Halden Prison, Even though Imprisoned Your Future Doesn’t End

Norway is always on the list of the most peaceful countries in the world. Take an example, just look at life in the prison that is far from being ‘haunted’.

Please search the internet about the safest or happiest country in the world. Certainly, Norway is always on the list. The Nordic country on the Scandinavian Peninsula is famous for its peaceful life. Norway applies happiness and peace to all elements of society. Including, for the life of prisoners in prison.

‘How Norway Turns Criminals Into Good Neighbors’ as an article from the BBC discussing Halden Prison. A prison in Halden City, located about 130 kilometers south of the City of Oslo (capital of the Norwegian state).

“They, the prisoners are human. They have made mistakes and must be punished, but don’t forget that they are human,” Halden Prison Chief Are Hoidal said.
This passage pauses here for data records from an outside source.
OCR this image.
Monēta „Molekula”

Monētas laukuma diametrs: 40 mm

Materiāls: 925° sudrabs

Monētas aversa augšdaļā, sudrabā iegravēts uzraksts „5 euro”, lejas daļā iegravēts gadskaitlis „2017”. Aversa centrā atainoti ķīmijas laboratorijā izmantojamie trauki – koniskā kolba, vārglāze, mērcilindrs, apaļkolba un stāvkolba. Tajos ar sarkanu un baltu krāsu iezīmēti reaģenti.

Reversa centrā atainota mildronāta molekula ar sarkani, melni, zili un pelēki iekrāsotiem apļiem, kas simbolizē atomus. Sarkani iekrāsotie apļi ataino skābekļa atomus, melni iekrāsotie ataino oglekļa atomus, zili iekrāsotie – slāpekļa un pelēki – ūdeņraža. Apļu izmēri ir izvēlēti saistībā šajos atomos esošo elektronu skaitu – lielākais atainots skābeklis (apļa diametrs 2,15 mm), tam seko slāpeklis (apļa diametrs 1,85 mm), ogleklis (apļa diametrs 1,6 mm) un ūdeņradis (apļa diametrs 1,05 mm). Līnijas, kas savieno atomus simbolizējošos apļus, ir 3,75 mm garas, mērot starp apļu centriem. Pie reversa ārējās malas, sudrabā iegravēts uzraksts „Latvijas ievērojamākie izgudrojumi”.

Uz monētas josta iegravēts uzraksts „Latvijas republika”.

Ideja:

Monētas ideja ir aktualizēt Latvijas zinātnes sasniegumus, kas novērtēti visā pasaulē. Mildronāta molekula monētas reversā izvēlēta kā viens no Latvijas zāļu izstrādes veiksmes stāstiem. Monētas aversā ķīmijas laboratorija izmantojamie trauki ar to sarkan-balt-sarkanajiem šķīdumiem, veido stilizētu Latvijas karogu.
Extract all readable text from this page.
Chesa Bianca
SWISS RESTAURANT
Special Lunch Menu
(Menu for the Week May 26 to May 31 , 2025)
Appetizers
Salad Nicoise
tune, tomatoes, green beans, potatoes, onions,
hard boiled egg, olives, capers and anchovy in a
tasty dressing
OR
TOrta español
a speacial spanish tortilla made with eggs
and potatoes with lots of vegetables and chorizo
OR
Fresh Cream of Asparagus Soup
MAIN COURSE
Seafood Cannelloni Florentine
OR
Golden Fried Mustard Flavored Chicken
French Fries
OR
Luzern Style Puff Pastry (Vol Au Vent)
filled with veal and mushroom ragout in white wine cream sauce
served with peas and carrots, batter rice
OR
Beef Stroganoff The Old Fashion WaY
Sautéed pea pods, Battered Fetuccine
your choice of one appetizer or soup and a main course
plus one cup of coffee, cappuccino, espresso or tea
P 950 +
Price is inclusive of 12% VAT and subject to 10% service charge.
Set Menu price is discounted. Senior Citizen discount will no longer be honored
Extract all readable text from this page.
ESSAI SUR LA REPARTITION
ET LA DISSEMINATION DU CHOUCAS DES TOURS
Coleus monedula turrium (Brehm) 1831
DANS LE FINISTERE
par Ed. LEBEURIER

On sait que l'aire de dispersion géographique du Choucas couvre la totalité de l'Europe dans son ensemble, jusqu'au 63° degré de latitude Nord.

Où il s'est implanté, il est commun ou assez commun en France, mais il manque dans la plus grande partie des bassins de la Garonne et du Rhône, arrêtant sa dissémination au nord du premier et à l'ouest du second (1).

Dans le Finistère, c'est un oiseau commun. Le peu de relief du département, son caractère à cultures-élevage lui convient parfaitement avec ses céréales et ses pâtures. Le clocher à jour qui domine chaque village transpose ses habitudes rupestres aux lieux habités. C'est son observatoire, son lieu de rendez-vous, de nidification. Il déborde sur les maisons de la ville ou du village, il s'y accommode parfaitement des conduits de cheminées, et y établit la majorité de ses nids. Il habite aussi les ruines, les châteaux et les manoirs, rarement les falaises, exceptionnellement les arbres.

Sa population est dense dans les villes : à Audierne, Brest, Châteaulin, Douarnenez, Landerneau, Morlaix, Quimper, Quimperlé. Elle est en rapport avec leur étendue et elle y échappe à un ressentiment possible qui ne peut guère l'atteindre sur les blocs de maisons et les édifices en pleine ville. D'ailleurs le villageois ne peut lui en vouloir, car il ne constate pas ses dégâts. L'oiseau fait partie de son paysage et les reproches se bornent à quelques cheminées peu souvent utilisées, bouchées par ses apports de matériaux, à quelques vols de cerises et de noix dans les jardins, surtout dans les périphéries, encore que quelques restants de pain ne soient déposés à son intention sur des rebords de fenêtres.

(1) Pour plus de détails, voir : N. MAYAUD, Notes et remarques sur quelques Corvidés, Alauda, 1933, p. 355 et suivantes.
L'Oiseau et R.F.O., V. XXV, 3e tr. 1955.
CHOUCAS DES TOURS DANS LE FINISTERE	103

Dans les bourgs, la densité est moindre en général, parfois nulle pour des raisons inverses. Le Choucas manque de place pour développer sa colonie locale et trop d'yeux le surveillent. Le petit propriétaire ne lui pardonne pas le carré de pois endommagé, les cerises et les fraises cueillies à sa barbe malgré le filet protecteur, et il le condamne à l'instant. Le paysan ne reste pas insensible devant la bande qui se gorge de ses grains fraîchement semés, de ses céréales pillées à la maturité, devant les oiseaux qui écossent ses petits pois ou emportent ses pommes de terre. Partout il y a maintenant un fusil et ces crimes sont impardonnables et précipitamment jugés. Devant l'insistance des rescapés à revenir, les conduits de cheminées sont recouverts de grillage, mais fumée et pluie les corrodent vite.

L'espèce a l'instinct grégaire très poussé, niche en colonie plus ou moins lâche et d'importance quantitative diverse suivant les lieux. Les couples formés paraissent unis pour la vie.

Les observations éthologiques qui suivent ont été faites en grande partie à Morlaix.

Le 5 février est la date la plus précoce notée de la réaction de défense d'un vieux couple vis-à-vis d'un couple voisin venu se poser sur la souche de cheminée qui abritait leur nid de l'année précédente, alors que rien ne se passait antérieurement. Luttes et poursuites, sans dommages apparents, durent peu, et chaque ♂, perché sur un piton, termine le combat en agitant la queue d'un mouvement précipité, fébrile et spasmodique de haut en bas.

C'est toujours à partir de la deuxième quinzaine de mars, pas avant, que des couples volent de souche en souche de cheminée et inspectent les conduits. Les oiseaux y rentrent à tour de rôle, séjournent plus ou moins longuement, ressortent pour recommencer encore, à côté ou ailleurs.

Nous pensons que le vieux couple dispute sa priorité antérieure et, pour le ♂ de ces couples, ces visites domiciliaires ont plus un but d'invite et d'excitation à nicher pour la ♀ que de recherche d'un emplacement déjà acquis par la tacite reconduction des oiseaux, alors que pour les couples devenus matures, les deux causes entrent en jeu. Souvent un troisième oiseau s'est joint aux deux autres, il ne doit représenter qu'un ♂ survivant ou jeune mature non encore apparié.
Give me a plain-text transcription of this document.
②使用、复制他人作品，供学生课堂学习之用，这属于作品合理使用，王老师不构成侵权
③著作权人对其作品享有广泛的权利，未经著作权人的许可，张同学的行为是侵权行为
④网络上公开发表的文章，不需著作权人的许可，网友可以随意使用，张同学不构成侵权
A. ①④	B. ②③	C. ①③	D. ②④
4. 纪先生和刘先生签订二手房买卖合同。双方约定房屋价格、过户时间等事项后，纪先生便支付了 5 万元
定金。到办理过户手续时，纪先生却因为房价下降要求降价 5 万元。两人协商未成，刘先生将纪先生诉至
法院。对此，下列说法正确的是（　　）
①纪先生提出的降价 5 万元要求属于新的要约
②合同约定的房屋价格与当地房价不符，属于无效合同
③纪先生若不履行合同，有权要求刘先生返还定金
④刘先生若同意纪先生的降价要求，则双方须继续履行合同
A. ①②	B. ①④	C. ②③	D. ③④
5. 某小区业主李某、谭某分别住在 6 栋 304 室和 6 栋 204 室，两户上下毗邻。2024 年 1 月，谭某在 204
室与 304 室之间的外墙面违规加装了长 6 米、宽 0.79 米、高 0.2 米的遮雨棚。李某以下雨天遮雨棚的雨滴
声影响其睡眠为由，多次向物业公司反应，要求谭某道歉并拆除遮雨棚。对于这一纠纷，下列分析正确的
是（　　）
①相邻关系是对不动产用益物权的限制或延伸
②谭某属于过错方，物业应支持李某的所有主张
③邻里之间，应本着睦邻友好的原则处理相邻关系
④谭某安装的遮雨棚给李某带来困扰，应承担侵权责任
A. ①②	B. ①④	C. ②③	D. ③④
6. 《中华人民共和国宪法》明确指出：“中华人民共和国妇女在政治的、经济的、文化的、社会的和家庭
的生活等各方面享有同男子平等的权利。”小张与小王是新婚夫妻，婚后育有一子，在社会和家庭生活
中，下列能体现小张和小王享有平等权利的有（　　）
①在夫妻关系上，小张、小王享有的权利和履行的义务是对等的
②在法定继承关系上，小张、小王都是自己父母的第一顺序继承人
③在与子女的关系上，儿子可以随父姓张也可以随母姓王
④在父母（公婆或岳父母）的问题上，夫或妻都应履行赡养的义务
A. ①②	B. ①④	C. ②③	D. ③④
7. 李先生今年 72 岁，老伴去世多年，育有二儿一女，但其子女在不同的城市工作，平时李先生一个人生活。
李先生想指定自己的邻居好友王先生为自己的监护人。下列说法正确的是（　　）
The Halden Prison, used to be like a prison in general that seems dark, slum and neglected. But in the 1990s, the Norwegian government through the Norwegian Correctional Service changed this.

Made a prison that is more comfortable and humane. The inside is not just a prison. The rooms are like hotels, there are beautiful forest panoramas, gardens and super complete facilities. To the extent that yoga classes and recording studios also exist!

Halden Prison was overhauled by spending 153 million Euros or around Rp. 2.4 T. Very, very fantastic numbers.

Look at the part of his room. There are TVs, sofas, soft mattresses and windows. The atmosphere is very comfortable, like being in a hotel room.

“We don’t take away the freedom of prisoners. They get decent rights like Norwegians in general,” explained Hoidal.

Hoidal explained, inmates still get the right to health to education. In fact, prisoners in Norway were given special training in prisons such as training in mechanics, carpenters, sewing to become chefs.

“Prisons here are not about revenge. Getting out of here, they can work and live properly,” he explained.

Also about education, there are classes about the level of school and diploma there. Not only that, but prisoners in Halden Prison also get family rights in the ‘Daddy In Prison’ program. There is a special room like a playground full of games and books, where they can meet children and their families.

In fact, rooms are available for overnight and inmates can return to feeling special times with their beloved family. Once in 3 months, the program takes place.

Every day, at 7:15 the prisoners will come out of their rooms. They do various activities and at 20.15 they will return to the room.

Good Social Relations

Complete facilities are not the main thing in Halden Prison. The main thing there is the matter of social relations between the guards and inmates.

“Our first defense was good social relations between officers and inmates. We prevented it before there was a conflict,” explained Hoidal.

When was the last time there was a dispute or riot in prison?

“Wow when, it seems like a long time. Look, the officers here have been trained so well to maintain social relations. We officers serve with heart, become their friends, hear their complaints and interact with each other together,” said Hoidal.

Yes, the guards (but Hoidals prefer to be called ‘officers’) like to spend time together. Either play games, clean the park and so on. From there, trust and a sense of mutual care emerged.

“You cannot help others if you are not in good condition. You must have a clear head to be an officer in this prison. If you become an officer with fear and anxiety, then you cannot help anyone,” Hoidal explained.

Training to become a prison officer in Norway is also not a short time. Prison officials will be selected at University College from the Norwegian Correctional Service. Even the tightest selection of training time can reach two to three years!

Prospective officers will be given training in the English language (one-third of prisoners in Norway are not native Norwegians), law, ethics, criminology, and social sciences. There are martial arts lessons, but that’s the umpteenth number.

The officers will receive more than enough payment. Thus, the practices of bribery and others will be avoided (even though there are actually no cases of bribery and the like). In fact, almost half the officers in Norwegian prisons are women.

“Manly men, they will respect or at least hesitate with women. Even though there are many female officers, there is no sexual harassment here. Therefore, we built social relations as a strong system, meaning women here are respected,” said Hoidal.

Halden Prison is able to accommodate up to 258 inmates with 190 prison officers and 100 other staff employees. The detainees there are mostly cases of drug smuggling and murder.

Through prisons that humanize humans, the rate of recidivism in Norway is much reduced. Recidivism itself is the tendency of individuals or groups to repeat mistakes even though he has been convicted of committing an act.

The figure is only 20 percent in a year or an average of 25 percent in the last five years. When comparing with other countries in Europe, the UK for example, the figure is 50 percent in a year.

Prison again is not a place of revenge. For Norway, prison is where people change. A place to contemplate and repent, then continue life as human beings.

“If we treat inmates as animals, that means we will release animals to the streets later. But here we don’t, we free humans,” Hoidal closed.